On Sun, 23 Mar 2008 09:23:24 -0700, Ian Osgood wrote:
> On Mar 22, 9:08 pm, Larry Webber <theco...@[EMAIL PROTECTED]
> wrote:
>> On Sat, 22 Mar 2008 19:28:34 -0700, Bruce McFarling wrote:
>> > On Mar 22, 7:57 pm, Larry Webber <theco...@[EMAIL PROTECTED]
> wrote:
>> >> I am using both gforth and an alpha release of vfxlin forth. What is
>> >> the recommended way of writing floating point values to a file? For
>> >> writing integer values there are the "pictured number conversion"

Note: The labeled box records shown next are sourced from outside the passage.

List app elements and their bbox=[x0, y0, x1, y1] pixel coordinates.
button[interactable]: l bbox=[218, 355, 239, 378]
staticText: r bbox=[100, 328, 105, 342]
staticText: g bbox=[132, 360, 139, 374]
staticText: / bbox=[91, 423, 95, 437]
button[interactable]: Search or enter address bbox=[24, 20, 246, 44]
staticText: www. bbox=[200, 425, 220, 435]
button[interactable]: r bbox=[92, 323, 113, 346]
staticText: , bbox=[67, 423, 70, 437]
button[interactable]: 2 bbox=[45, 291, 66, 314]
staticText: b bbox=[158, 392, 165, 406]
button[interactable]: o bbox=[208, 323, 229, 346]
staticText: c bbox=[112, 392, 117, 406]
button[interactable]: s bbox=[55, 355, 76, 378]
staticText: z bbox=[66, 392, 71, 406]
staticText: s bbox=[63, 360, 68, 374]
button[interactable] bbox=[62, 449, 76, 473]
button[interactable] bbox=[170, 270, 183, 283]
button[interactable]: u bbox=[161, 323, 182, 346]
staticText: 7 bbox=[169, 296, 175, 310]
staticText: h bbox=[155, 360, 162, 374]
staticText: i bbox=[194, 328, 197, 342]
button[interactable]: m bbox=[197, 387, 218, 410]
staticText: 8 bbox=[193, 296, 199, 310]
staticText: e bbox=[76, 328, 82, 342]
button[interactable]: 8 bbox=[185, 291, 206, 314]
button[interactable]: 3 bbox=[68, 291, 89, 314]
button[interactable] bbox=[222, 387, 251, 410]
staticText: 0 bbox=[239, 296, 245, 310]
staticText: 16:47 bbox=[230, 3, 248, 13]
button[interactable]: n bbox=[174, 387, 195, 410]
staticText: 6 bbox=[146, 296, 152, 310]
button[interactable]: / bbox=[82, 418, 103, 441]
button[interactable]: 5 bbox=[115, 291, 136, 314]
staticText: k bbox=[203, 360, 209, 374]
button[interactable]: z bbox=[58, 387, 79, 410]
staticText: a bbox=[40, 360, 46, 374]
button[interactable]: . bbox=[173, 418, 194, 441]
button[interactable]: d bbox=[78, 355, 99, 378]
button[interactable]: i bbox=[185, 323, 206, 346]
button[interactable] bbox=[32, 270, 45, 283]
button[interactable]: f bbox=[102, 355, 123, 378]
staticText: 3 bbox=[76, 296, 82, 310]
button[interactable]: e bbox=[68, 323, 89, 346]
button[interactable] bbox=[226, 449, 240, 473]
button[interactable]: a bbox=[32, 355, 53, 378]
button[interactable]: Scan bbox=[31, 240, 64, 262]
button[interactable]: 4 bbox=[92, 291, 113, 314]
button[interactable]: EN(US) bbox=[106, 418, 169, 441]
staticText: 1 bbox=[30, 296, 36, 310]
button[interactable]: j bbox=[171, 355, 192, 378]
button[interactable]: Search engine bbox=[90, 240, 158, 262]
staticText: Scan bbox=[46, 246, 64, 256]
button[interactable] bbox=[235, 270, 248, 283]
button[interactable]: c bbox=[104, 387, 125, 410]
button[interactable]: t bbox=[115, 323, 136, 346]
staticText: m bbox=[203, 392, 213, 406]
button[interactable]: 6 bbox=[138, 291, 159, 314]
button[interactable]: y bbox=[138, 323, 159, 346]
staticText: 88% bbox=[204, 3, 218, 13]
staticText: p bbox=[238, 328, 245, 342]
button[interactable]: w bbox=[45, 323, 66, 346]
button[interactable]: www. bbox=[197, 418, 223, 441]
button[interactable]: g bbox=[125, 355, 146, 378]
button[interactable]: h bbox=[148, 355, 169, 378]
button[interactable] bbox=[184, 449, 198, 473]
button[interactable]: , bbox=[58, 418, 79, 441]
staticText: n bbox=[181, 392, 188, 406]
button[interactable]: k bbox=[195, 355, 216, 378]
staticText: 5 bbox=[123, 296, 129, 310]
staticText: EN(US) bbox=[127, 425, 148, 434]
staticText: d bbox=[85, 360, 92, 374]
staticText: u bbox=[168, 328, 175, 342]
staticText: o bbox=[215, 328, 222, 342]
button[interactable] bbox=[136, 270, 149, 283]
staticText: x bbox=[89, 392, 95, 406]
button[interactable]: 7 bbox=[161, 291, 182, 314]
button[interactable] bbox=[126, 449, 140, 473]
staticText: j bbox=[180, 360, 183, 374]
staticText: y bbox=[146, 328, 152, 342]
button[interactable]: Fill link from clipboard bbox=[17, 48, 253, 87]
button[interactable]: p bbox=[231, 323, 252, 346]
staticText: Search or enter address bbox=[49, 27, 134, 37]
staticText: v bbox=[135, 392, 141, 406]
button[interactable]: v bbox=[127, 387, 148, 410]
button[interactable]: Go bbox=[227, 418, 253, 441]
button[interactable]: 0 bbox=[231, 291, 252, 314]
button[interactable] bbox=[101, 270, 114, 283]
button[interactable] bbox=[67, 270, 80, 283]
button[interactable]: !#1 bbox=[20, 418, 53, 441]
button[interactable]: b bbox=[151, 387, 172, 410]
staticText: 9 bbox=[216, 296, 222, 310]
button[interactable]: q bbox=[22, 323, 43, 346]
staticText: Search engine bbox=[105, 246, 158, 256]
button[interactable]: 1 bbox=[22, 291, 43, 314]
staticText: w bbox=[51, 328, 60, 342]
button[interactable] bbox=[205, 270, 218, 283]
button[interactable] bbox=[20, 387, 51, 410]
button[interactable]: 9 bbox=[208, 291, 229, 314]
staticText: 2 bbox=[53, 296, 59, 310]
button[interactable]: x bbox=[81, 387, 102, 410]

>> >> words. What is the recommended ****table way to do this with gforth
>> >> and vfxlin?
>>
>> > Not because I know the answer, but because I'm interested in hearing
>> > it:
>>
>> > (1) Are you asking about writing a text string representing the
>> > floating point value for later display?
>>
>> > (2) Or are you asking about writing a floating point value in binary
>> > form for later retrieval and computation?
>>
>> Bruce,
>>
>> The latter. The need is to write floating point values to a file. The
>> data will later be read by a mathematical program which will both plot
>> the values and perform certain numerical analysis on the data.
>>
>> A friend was able to "get under the hood" of gforth and figure out how
>> to vector the output to a file but we would like a more straight
>> forward method which is implementation neutral. I don't see a
>> straightforward way of doing this presently.
>>
>> Thanks,
>>
>> Larry
>
> So now you need to tell us the format in which your math program expects
> floating point numbers.
>
> From your comment about revectoring, I'm assuming you require a text
> representation instead of binary IEEE, and you were trying to revector
> F. or one of its variations. Look to the implementation of these words
> (SEE F. SEE FE.) for non-****table factors for getting string
> representations (GNU Forth: F$ SCRATCH). The only ****table word for
> getting decimal text from a FLOAT is REPRESENT ( addr len -- exponent
> sign? valid? ) ( F: f -- ).
>
> http://www.forthfreak.net/dpans/dpans12.htm#12.6.1.2143
>
> From REPRESENT it is relatively straightforward to get an exponential
> form (-0.DDDeNNN) suitable for re-parsing. Much of the complexity of the
> implementation of F. is dealing with pretty-printing issues like
> non-exponential forms, leading and trailing zeros, and limiting
> precision.
>
> This brings up a question: is there a standard for textual
> representation of floating point numbers? I only know of the defacto
> standard set by the C standard library's execrable printf/scanf("%f").
>
> Ian
Ian,
My reply from earlier this evening seemed to have dropped in the bit
bucket so forgive me if two posts show up.
Your assumption about the plotting/math program is correct and I failed
to state this clearly in my earlier post. The plotting/math program
expects the data to be ASCII.
Following the information you (and I believe Bruce McFarling in a
different post) provided me, I wrote some words including REPRESENT and
this does 99% of what is needed. These worked on both vfxlin and gforth,
which are the two implementations we are working with currently.
The only remaining task is to insert a decimal point into the character
field at the appropriate place. The information for this location is
returned on the stack after invoking REPRESENT.
To be honest my friend and I were not aware of REPRESENT and we are both
somewhat rusty with Forth (and rooted back in the F-83 days). I think we
need to brush up on the ANSI words a bit. (:=)>
Thanks Ian - and to all who responded to my request for help.